O setor farmacêutico da UE não enfrentará tarifas de mais de 15% segundo o acordo fechado com Trump, disseram autoridades.

Altos funcionários da UE revelaram que as exportações de produtos farmacêuticos da UE permanecerão isentas de impostos até que Trump conclua sua investigação de segurança nacional da seção 232 sobre produtos farmacêuticos.

Mesmo que ele decida impor tarifas sobre produtos farmacêuticos no futuro, autoridades da UE obtiveram de Trump o compromisso de que elas serão fixadas em um nível máximo de 15% quando se tratar de produtos da UE.

Ele iniciou suas negociações no domingo exigindo que a UE pagasse tarifas de 30% sobre as exportações para os EUA, seguidas de 21%, e finalmente chegou a um acordo de 15% em negociações que foram descritas como "muito intensas", conforme foi revelado.

O acordo paralelo será um grande alívio para Bélgica, Alemanha, Dinamarca e Irlanda, que têm setores farmacêuticos fortes e estavam considerando tarifas potenciais de até 200% no ano que vem, de acordo com Trump.

Mais detalhes do acordo surgiram na segunda-feira, mas tarifas sobre setores importantes como aço, vinho e bebidas destiladas agora serão objeto de negociação detalhada.

As tarifas sobre o aço permanecerão em 50% até que um novo acordo, centrado em cotas, seja fechado, disseram autoridades.

“Os EUA precisam muito do nosso aço altamente especializado”, disse Šefčovic na segunda-feira.

Autoridades da UE disseram que as barreiras agrícolas ainda são firmemente aplicadas às importações de alimentos dos EUA, além de uma lista de produtos isentos de impostos que será finalizada nos próximos dias e incluirá alguns produtos não produzidos na UE, como nozes, alguns peixes processados, laticínios e alimentos para animais de estimação.

Vinhos e destilados ainda estão na mesa de negociações, e autoridades da UE esperam que a lista de produtos que terão alíquota zero nos EUA seja ampliada nas próximas semanas.

Tecnicamente, a Comissão Europeia tem o mandato de prosseguir com o acordo, mas buscou o apoio consensual dos Estados-membros ao longo dos últimos quatro meses e não se espera que isso mude.

Espera-se que uma declaração conjunta "relativamente leve" seja divulgada antes, ou na sexta-feira, seguida por ordens executivas emitidas por Trump.

Isso dará status legal às tarifas de 15% imediatamente nos EUA, mas o conjunto de mudanças tarifárias da UE não entrará em vigor até que os instrumentos legais sejam assinados, o que pode levar mais de uma semana.

O banco alemão Berenberg disse que o acordo pôs fim à "incerteza paralisante", mas disse que foi uma vitória para Trump.

"É ótimo ter um acordo. Em dois aspectos importantes, no entanto, o resultado continua muito pior do que a situação antes de Trump iniciar sua nova rodada de guerras comerciais no início deste ano", disse Holger Schmieding, economista-chefe da Berenberg.

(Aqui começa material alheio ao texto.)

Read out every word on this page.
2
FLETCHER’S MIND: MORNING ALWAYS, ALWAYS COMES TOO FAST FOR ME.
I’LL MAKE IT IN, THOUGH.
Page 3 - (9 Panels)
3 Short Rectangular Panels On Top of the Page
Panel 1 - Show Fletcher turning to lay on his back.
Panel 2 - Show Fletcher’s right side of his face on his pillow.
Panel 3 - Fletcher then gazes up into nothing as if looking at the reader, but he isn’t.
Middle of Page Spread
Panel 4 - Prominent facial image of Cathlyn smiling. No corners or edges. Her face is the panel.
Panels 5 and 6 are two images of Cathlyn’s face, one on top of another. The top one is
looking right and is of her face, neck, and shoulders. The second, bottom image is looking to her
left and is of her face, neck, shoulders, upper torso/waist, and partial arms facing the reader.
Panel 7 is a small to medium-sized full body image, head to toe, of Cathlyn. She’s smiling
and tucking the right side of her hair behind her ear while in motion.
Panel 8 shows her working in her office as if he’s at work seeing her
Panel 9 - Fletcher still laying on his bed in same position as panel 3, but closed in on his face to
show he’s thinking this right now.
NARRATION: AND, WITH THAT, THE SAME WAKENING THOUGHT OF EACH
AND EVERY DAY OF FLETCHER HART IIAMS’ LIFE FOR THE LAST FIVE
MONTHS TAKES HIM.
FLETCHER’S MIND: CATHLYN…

"As tarifas adicionais dos EUA prejudicarão tanto os EUA quanto a UE. Para a Europa, o dano é principalmente frontal", disse Schmieding em nota a clientes na manhã de segunda-feira.

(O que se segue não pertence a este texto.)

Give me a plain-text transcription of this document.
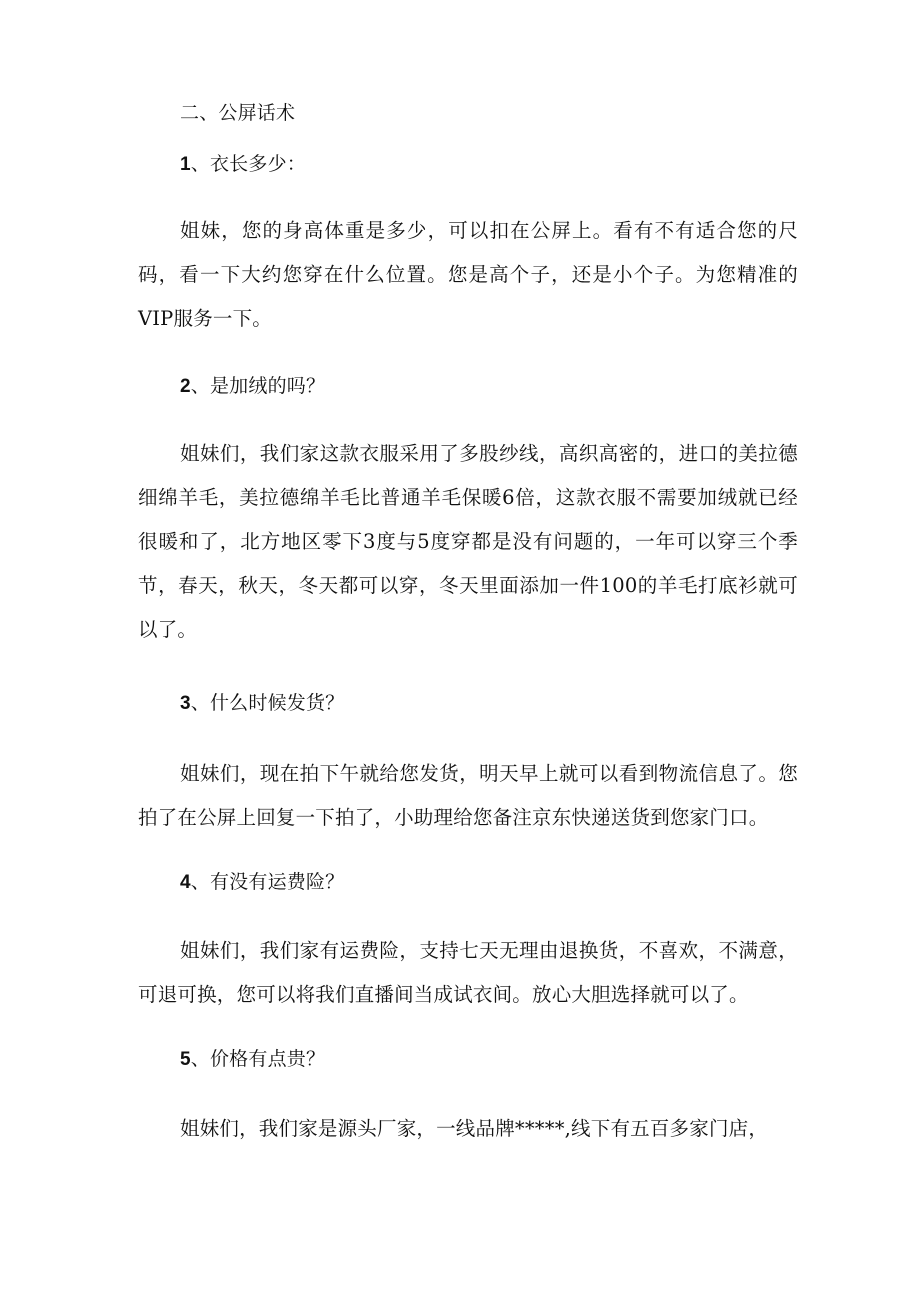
二、公屏话术
1、衣长多少：
姐妹，您的身高体重是多少，可以扣在公屏上。看有不有适合您的尺码，看一下大约您穿在什么位置。您是高个子，还是小个子。为您精准的VIP服务一下。
2、是加绒的吗？
姐妹们，我们家这款衣服采用了多股纱线，高织高密的，进口的美拉德细绵羊毛，美拉德绵羊毛比普通羊毛保暖6倍，这款衣服不需要加绒就已经很暖和了，北方地区零下3度与5度穿都是没有问题的，一年可以穿三个季节，春天，秋天，冬天都可以穿，冬天里面添加一件100的羊毛打底衫就可以了。
3、什么时候发货？
姐妹们，现在拍下午就给您发货，明天早上就可以看到物流信息了。您拍了在公屏上回复一下拍了，小助理给您备注京东快递送货到您家门口。
4、有没有运费险？
姐妹们，我们家有运费险，支持七天无理由退换货，不喜欢，不满意，可退可换，您可以将我们直播间当成试衣间。放心大胆选择就可以了。
5、价格有点贵？
姐妹们，我们家是源头厂家，一线品牌*****,线下有五百多家门店，
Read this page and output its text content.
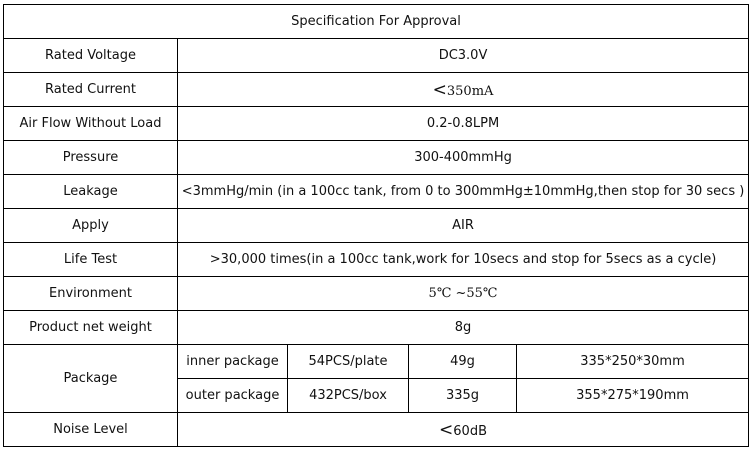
Specification For Approval				
Rated Voltage	DC3.0V			
Rated Current	<350mA			
Air Flow Without Load	0.2-0.8LPM			
Pressure	300-400mmHg			
Leakage	<3mmHg/min (in a 100cc tank, from 0 to 300mmHg±10mmHg,then stop for 30 secs )			
Apply	AIR			
Life Test	>30,000 times(in a 100cc tank,work for 10secs and stop for 5secs as a cycle)			
Environment	5℃ ~55℃			
Product net weight	8g			
Package	inner package	54PCS/plate	49g	335*250*30mm
	outer package	432PCS/box	335g	355*275*190mm
Noise Level	<60dB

“O acordo é assimétrico. Os EUA conseguiram um aumento substancial em suas tarifas sobre importações da UE e, além disso, garantiram novas concessões da UE. Em sua aparente mentalidade de soma zero, Trump pode alegar que isso é uma 'vitória' para ele”, acrescentou Schmieding.

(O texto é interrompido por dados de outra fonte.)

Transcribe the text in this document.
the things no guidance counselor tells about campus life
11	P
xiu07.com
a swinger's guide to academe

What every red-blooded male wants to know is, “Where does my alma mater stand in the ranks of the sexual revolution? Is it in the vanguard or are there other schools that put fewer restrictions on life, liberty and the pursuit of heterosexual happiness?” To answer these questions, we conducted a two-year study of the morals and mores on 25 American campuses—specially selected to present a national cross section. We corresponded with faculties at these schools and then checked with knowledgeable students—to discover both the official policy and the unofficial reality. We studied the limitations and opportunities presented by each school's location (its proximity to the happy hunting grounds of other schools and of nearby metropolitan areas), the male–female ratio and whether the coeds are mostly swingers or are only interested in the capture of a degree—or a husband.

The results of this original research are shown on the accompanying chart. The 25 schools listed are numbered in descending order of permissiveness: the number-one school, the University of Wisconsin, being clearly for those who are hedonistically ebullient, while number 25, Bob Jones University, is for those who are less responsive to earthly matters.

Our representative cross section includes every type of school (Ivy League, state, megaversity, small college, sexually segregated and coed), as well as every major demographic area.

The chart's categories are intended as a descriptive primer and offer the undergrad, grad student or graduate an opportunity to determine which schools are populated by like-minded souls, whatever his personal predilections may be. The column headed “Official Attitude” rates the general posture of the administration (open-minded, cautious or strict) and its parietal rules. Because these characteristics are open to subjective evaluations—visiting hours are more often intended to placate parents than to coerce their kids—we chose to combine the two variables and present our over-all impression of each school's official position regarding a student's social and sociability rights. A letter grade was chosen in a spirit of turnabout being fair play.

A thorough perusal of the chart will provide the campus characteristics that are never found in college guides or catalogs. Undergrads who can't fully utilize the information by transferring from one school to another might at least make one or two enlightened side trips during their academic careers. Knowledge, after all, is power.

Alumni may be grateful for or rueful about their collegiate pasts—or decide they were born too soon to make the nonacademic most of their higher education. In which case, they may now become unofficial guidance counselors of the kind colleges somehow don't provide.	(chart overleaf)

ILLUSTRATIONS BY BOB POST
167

O banco italiano UniCredit também afirmou que Trump levou a melhor sobre a UE. "Será que este é um bom acordo para a UE? Provavelmente não. O resultado é fortemente assimétrico e deixa as tarifas americanas sobre produtos importados da UE em níveis muito mais altos do que as tarifas da UE sobre importações dos EUA", afirmou o UniCredit em nota a clientes.